İmanın Merkezi
Gönül temizliğinin ve tezkiye-i nefsin mühim olmasının sebebi, kalbin imana merkez olması itibarıyladır.
Cenâb-ı Hak buyuruyor:
“Ey Peygamber! Hevâ ve hevesini ilâh hâline getirenleri gördün mü?...” (Furkân, 43)
Resûlullah buyurdular:
“Kalp, rüzgârların çölde bir sağa bir sola savurduğu kuş tüyü gibi şekilden şekle girer.” (İbn-i Mâce, Mukaddime, 10; Ahmed, IV, 408, 419)
“LÂ İLÂHE”
Kelime-i Tevhîdi tam olarak idrâk etmek gereklidir. Yani “lâ ilâhe” denildiğinde kalpten ilâhlar çıkarılacak ki, kalpte cemâlî sıfatlar tecellî etsin. Çünkü kalp perişan bir hâlde, pasaklı fikirlerin tasallutu altındayken, boş felsefelerin girdabında ve çıkmaz sokaklarında iken onda cemâlî sıfatlar zuhur etmez. Dolayısıyla öncelikle kalpten menfî hislerin, menfî huyların ve menfî alışkanlıkların silinmesi şarttır.

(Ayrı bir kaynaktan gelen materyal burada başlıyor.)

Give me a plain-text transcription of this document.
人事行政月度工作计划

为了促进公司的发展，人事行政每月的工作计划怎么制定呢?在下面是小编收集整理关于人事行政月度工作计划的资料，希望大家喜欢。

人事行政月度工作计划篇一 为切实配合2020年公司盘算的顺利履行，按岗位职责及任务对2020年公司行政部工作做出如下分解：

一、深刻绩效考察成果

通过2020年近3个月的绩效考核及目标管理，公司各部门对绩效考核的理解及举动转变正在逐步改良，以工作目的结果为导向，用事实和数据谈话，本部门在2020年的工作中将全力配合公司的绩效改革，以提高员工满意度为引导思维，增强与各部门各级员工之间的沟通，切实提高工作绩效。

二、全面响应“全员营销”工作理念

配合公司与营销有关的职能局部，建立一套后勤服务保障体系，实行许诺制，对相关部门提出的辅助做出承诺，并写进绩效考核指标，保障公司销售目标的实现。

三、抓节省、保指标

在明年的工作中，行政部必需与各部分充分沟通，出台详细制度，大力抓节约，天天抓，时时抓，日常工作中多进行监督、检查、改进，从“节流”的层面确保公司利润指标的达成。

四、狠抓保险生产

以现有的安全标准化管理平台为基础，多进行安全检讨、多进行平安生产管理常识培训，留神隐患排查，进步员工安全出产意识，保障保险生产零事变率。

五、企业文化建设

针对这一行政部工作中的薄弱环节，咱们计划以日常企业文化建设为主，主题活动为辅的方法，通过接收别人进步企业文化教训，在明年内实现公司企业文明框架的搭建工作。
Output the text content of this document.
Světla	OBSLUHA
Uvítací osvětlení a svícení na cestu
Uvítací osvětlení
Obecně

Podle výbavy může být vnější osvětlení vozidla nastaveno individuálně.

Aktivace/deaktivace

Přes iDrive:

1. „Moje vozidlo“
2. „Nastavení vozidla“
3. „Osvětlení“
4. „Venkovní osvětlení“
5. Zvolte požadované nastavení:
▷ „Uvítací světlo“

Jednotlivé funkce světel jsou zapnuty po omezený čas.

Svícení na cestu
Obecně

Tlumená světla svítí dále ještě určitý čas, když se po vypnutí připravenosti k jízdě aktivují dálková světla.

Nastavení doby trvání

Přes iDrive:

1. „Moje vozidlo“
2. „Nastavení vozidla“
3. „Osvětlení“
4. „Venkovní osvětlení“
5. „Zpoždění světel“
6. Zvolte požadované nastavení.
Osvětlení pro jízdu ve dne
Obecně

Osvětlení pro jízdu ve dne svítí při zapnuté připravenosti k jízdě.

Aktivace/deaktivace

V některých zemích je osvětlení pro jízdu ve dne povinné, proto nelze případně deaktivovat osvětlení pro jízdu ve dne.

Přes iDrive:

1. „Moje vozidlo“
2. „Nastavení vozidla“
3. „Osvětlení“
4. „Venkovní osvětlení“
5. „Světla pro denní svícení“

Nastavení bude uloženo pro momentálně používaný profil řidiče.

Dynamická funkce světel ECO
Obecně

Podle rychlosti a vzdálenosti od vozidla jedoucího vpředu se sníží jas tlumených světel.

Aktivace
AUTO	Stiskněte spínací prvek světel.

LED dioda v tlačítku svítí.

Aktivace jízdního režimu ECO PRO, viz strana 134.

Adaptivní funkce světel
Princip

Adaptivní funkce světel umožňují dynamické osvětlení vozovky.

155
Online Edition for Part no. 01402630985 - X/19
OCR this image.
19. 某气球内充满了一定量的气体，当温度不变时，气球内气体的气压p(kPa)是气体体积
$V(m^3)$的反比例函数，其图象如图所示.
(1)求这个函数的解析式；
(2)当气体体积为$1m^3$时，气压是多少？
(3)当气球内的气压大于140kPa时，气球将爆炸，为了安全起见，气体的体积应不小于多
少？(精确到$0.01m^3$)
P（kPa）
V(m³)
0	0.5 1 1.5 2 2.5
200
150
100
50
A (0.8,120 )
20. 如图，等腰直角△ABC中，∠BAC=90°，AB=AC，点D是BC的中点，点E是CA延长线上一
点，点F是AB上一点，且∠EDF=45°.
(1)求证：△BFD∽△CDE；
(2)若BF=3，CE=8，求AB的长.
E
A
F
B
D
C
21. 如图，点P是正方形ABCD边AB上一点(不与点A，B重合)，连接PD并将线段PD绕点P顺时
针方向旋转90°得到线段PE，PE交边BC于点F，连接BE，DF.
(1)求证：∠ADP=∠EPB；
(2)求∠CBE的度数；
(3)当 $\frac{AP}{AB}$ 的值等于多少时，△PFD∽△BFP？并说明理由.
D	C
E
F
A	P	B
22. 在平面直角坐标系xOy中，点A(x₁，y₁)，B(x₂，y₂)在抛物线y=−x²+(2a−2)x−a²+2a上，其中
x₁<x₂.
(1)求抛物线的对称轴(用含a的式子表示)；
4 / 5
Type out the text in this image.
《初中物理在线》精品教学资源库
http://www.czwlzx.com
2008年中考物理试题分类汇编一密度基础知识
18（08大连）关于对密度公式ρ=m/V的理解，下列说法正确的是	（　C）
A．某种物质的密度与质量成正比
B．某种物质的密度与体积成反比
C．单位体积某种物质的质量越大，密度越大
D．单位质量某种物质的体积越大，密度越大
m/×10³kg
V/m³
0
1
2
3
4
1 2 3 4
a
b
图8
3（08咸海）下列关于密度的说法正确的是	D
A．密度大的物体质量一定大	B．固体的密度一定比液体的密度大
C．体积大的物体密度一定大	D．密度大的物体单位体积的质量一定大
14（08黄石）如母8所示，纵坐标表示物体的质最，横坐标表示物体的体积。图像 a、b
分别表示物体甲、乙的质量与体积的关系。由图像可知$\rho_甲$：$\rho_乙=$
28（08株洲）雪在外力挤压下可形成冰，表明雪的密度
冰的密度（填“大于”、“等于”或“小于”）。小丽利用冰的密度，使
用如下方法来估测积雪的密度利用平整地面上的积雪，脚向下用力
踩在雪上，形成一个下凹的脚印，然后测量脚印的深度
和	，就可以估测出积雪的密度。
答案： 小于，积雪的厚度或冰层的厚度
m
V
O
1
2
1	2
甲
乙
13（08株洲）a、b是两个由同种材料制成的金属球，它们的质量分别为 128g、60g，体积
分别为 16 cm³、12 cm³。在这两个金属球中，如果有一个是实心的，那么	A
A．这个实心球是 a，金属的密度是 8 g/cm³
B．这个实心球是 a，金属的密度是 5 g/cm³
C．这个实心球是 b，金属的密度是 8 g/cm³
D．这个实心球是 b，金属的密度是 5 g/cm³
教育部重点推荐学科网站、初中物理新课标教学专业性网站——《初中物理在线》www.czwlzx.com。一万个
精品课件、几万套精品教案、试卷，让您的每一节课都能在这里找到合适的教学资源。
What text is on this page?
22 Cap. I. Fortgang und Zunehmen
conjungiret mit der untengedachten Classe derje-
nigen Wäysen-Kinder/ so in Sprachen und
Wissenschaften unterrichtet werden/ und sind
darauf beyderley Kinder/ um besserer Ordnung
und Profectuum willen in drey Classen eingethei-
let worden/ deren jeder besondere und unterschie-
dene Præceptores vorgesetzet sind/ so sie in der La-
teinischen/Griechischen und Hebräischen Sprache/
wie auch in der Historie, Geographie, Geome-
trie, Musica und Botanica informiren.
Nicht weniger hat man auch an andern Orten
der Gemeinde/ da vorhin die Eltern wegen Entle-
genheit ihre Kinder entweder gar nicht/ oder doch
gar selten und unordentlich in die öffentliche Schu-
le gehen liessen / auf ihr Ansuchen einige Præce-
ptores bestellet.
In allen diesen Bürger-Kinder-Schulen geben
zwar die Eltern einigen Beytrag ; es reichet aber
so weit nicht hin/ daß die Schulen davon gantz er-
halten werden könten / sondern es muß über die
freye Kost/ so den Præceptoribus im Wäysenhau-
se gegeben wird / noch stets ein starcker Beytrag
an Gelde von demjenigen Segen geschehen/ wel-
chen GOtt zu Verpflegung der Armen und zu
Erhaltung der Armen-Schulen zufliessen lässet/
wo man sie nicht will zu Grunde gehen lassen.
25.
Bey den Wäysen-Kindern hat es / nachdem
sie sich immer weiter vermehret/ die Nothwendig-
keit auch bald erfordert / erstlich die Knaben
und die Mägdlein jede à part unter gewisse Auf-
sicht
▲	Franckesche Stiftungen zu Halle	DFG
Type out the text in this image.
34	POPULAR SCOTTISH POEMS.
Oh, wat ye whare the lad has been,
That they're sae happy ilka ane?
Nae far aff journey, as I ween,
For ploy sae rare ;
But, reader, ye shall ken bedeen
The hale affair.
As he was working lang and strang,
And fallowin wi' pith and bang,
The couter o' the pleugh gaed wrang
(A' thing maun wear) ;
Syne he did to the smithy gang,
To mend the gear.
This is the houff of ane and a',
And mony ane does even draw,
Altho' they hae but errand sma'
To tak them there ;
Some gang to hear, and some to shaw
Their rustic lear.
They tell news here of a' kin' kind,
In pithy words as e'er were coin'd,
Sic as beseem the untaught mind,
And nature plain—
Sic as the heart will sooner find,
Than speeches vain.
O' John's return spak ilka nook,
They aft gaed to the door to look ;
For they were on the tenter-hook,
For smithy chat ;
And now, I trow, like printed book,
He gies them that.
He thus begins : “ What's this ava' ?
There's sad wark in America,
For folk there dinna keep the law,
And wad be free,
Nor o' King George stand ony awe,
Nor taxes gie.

Gönül temizliğinin ve tezkiye-i nefsin bu derece mühim olmasının sebebi, kalbin îmâna merkez olması itibarıyladır. Yani îmânın merkezi kalptir. Çünkü îmânın his ve kökü, kalp toprağında yeşerir. Onun için îmânın kalpte derinleşmesi zarûrîdir. Bu sebepledir ki îmân edileni tasdik, zihinden değil, kalbin seviyesine göre çözülür. Derin hakikatler kalp ile keşfedilir. Mevlânâ Hazretleri buyurur:
“Dînin sonsuz derinliğini idrak mümkün değildir. Ona ancak uyanık bir kalp ile hayran olunabilir.”
Bin bir hakikatin keşfine pencere açan kalpler de gerçekte sırlar dolu bir âlemdir. Kalbin bir hâlden bir hâle değişebilen vasfı dolayısıyla dînin en zor meselesi inanç/îman meselesi olmuştur.